Tonight we went of to the Albert's for dinner. My cousin Mimi was in town from New York and I haven't seen her since October. She has yet to meet the bump and was smitten with her cooking cousin. We had a full house, her boyfriend was there, Mimi's best friend Amy and her bf, my aunt, uncle, my parents and I. We had a cookout and thankfully ate inside the house. It was great catching up with everyone, I stuffed my face with desserts and decaf coffee....it was amazing. Mimi and Aunt Diane were able to feel baby girl. She didn't do much moving, but they were able to feel her whole big body. Mimi started crying, which in turn just about made me cry. I love how happy Scarlett makes everyone around her. She is just so wonderful. I just love my little bug. I'm already beginning to miss her neatly tucked in my belly, and the time we have before I got to bed when I just lay and enjoy her dancing around. It's such a unique and beautiful experience, I just love it. 
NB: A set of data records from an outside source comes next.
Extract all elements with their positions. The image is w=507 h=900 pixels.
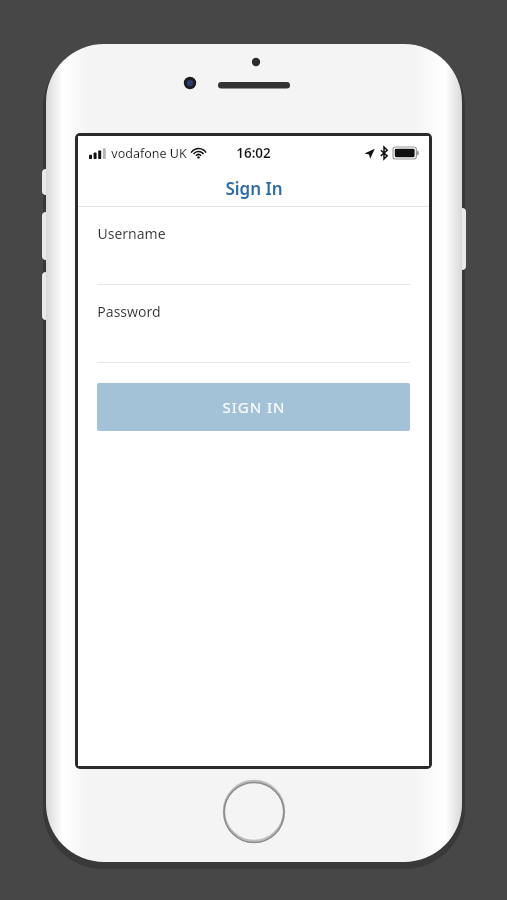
- button[interactable]: Username: [78, 207, 429, 285]
- staticText: Sign In: [225, 177, 283, 200]
- staticText: Password: [97, 302, 161, 321]
- staticText: vodafone UK: [111, 145, 187, 162]
- button[interactable]: Password: [78, 285, 429, 363]
- staticText: Username: [97, 224, 166, 243]
- staticText: 16:02: [236, 144, 271, 162]
- staticText: SIGN IN: [222, 397, 286, 417]
- button[interactable]: SIGN IN: [97, 383, 410, 431]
I'm gearing up for a busy week. Class/clinical Monday and Tuesday,  Forth of July/baby shower 1 on Wednesday, work this weekend and Chelsea's bridal shower. Lots of dress wearing and family and friends. 
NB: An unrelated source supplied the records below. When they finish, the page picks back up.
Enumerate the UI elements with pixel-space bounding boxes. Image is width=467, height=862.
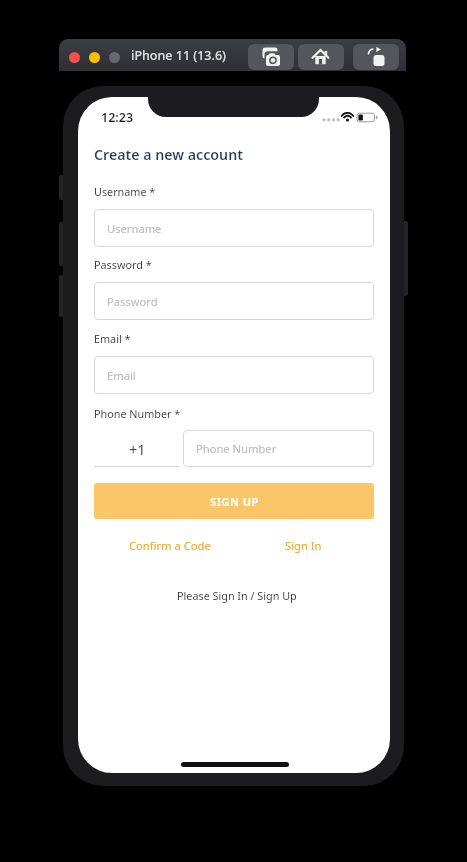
button[interactable]: Email (94, 356, 374, 394)
staticText: Phone Number (196, 441, 277, 456)
button[interactable]: Username (94, 209, 374, 247)
staticText: SIGN UP (210, 494, 259, 509)
button[interactable]: Phone Number (183, 430, 374, 467)
staticText: Email (107, 368, 136, 383)
button[interactable]: Confirm a Code (129, 538, 211, 553)
button[interactable]: SIGN UP (94, 483, 374, 519)
staticText: +1 (129, 439, 146, 459)
staticText: Username (107, 221, 162, 236)
button[interactable] (248, 44, 294, 70)
button[interactable] (353, 44, 399, 70)
button[interactable]: Password (94, 282, 374, 320)
staticText: Password * (94, 257, 152, 272)
staticText: Password (107, 294, 158, 309)
button[interactable]: Sign In (285, 538, 322, 553)
button[interactable]: +1 (94, 430, 180, 467)
button[interactable] (298, 44, 344, 70)
staticText: Phone Number * (94, 406, 181, 421)
staticText: Create a new account (94, 145, 243, 164)
staticText: 12:23 (101, 109, 134, 126)
staticText: Email * (94, 331, 131, 346)
staticText: Please Sign In / Sign Up (177, 588, 297, 603)
staticText: iPhone 11 (13.6) (131, 47, 226, 64)
staticText: Username * (94, 184, 156, 199)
How far along? 31 weeks even
Total weight gain: 6 since last time...ick
Maternity clothes?  Not currently, I'm in spanks and a dress
Stretch marks?  I don't think so
Sleep:   Not well at all last night
Best moment this week: Dad finally getting to feel his baby grand moving around

Miss Anything? A beer, I just wanted a beer tonight
Movement:  Busy little thing
Food cravings: Hmm, nothing new, just the usual
Anything making you queasy or sick: Reflux otherwise no
Gender:  girl girl girl

Labor Signs: Negative
Symptoms: This stupid reflux, also I get swollen fingers and the top of my feet.  Super goofy, super uncomfortable
Belly Button in or out? Still hanging out on in the inside

Happy or Moody most of the time: Kinda moody
Looking forward to: Seeing Matt tomorrow and of course the 4th!